Even if I did the math wrong, what I am really wondering about it is the concept here. To me it seems like there should be 4 points where the field is 0. 1. At infinity, which the book mentions. 2. Somewhere far to the left of the negative charge, which I guess is the answer they put in the back. 3. Just slightly to the left of the negative charge. 4. And just slightly right of the negative charge.

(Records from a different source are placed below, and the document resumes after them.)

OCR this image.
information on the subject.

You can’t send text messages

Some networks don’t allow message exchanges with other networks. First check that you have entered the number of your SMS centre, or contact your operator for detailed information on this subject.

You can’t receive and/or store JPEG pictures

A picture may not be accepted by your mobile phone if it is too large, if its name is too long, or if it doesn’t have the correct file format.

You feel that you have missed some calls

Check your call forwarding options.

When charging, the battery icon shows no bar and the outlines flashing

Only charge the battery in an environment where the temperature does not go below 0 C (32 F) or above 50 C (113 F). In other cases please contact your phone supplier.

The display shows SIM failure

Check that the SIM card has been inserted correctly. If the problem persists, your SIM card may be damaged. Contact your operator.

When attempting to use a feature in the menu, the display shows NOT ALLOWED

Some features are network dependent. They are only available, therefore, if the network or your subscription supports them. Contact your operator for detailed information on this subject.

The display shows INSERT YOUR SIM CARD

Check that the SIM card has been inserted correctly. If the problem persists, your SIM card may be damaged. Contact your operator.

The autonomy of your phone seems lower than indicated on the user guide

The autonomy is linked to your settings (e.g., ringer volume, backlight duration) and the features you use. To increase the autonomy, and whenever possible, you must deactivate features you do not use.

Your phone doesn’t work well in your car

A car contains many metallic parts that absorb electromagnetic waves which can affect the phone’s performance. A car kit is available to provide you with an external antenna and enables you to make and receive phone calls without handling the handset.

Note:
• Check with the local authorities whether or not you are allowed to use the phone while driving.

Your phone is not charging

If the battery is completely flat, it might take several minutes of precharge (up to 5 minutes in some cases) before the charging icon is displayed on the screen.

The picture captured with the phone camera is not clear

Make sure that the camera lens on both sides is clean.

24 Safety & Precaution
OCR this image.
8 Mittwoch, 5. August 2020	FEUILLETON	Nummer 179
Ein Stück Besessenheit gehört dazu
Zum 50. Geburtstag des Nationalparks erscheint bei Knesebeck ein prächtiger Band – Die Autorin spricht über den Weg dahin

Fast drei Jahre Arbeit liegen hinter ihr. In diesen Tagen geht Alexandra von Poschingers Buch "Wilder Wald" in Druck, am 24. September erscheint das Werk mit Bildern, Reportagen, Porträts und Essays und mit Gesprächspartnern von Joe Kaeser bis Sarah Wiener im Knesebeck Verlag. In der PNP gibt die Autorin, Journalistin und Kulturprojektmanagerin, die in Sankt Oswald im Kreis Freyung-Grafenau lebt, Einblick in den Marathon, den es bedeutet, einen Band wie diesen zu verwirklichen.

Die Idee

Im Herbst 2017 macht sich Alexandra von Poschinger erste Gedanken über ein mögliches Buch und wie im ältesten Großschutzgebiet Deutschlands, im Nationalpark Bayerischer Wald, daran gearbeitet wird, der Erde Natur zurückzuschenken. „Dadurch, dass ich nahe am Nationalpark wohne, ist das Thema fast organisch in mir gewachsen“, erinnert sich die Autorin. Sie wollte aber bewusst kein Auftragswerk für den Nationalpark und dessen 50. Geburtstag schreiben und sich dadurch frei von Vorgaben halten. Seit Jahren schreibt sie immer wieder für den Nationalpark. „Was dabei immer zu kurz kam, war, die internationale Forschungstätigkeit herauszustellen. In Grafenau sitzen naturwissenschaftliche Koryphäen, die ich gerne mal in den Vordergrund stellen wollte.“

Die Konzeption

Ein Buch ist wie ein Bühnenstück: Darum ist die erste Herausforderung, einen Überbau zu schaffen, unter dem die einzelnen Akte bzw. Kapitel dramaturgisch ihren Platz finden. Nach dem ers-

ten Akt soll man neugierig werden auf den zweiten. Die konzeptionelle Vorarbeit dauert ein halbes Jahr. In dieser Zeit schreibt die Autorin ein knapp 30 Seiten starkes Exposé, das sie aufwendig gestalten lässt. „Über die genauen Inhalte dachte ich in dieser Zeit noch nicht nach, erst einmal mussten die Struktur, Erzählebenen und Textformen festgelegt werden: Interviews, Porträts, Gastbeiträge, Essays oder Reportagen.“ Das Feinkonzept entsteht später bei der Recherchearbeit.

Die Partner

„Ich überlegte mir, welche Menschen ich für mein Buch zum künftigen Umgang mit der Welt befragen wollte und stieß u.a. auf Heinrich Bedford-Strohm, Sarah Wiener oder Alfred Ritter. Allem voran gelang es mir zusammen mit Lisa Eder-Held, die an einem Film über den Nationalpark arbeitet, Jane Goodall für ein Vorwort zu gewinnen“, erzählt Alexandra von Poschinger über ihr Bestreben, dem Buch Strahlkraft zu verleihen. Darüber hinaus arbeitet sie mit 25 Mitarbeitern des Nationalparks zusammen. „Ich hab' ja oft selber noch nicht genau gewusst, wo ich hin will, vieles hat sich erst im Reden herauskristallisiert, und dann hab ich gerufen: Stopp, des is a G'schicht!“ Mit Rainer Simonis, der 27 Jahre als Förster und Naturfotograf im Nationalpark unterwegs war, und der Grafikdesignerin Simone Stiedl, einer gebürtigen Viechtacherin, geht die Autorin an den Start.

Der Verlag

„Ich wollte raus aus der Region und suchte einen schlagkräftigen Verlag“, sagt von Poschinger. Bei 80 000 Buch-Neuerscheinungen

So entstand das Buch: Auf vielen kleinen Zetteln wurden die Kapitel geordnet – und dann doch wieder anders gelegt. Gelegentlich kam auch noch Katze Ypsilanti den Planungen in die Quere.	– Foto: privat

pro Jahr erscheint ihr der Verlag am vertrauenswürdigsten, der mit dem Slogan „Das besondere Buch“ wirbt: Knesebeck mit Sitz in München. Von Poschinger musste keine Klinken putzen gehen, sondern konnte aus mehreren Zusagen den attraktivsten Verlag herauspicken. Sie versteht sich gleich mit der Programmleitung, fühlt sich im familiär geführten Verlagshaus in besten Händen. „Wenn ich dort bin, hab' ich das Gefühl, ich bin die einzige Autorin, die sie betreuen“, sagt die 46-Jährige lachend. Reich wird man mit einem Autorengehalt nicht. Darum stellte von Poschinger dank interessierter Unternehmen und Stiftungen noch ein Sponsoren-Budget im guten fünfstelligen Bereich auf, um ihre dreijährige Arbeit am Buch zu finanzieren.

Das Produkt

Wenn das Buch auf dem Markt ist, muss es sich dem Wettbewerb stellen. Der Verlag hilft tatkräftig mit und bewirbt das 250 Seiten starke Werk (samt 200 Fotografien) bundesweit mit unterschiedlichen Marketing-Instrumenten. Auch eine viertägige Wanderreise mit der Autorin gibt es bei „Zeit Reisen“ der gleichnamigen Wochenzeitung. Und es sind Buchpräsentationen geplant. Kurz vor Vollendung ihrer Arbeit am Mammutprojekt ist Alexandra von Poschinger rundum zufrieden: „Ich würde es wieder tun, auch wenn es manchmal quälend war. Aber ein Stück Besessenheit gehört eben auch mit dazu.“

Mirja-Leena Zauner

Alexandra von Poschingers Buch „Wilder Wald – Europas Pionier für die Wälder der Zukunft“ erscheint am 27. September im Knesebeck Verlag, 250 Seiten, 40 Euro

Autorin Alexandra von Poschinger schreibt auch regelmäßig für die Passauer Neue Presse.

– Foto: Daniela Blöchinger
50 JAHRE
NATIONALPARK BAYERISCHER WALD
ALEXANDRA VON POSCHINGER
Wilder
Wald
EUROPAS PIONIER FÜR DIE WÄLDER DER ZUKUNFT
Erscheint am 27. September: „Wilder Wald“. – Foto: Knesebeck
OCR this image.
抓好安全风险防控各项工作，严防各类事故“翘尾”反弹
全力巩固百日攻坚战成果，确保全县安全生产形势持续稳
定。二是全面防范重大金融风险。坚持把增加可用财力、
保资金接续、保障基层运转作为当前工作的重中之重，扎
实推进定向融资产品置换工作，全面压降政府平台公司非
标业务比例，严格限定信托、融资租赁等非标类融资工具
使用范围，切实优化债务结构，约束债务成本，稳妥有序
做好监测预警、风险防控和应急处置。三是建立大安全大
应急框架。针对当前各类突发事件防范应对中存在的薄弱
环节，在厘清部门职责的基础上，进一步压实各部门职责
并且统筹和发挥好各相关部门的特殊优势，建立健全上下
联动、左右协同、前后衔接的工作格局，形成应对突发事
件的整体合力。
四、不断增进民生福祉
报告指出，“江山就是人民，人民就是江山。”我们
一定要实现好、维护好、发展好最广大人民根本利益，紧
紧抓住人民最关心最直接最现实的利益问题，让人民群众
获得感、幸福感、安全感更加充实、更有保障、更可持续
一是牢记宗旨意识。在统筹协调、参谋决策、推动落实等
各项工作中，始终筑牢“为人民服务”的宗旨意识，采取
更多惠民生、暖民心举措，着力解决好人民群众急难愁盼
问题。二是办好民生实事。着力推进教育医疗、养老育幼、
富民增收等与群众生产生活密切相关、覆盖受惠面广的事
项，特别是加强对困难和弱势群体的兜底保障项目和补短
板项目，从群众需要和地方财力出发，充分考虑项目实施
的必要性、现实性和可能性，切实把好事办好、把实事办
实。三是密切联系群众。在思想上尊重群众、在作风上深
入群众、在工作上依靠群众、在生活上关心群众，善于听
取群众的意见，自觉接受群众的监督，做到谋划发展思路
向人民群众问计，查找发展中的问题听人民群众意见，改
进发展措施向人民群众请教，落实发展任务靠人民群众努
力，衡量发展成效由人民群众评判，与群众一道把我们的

My thinking on 3 and 4 is that E will get bigger and bigger as you get closer to the point (r->0, so E goes to infinity, right?). So, E will be large and positive close to the (+) charge, but as you go left to the (-) charge it will decrease to 0, and then become more negative as it reaches the (-) charge. Once it passes this, it will get bigger (from -infinity) until it equalizes with the (+) charge. Then, when you are rather far away it will be 0 again.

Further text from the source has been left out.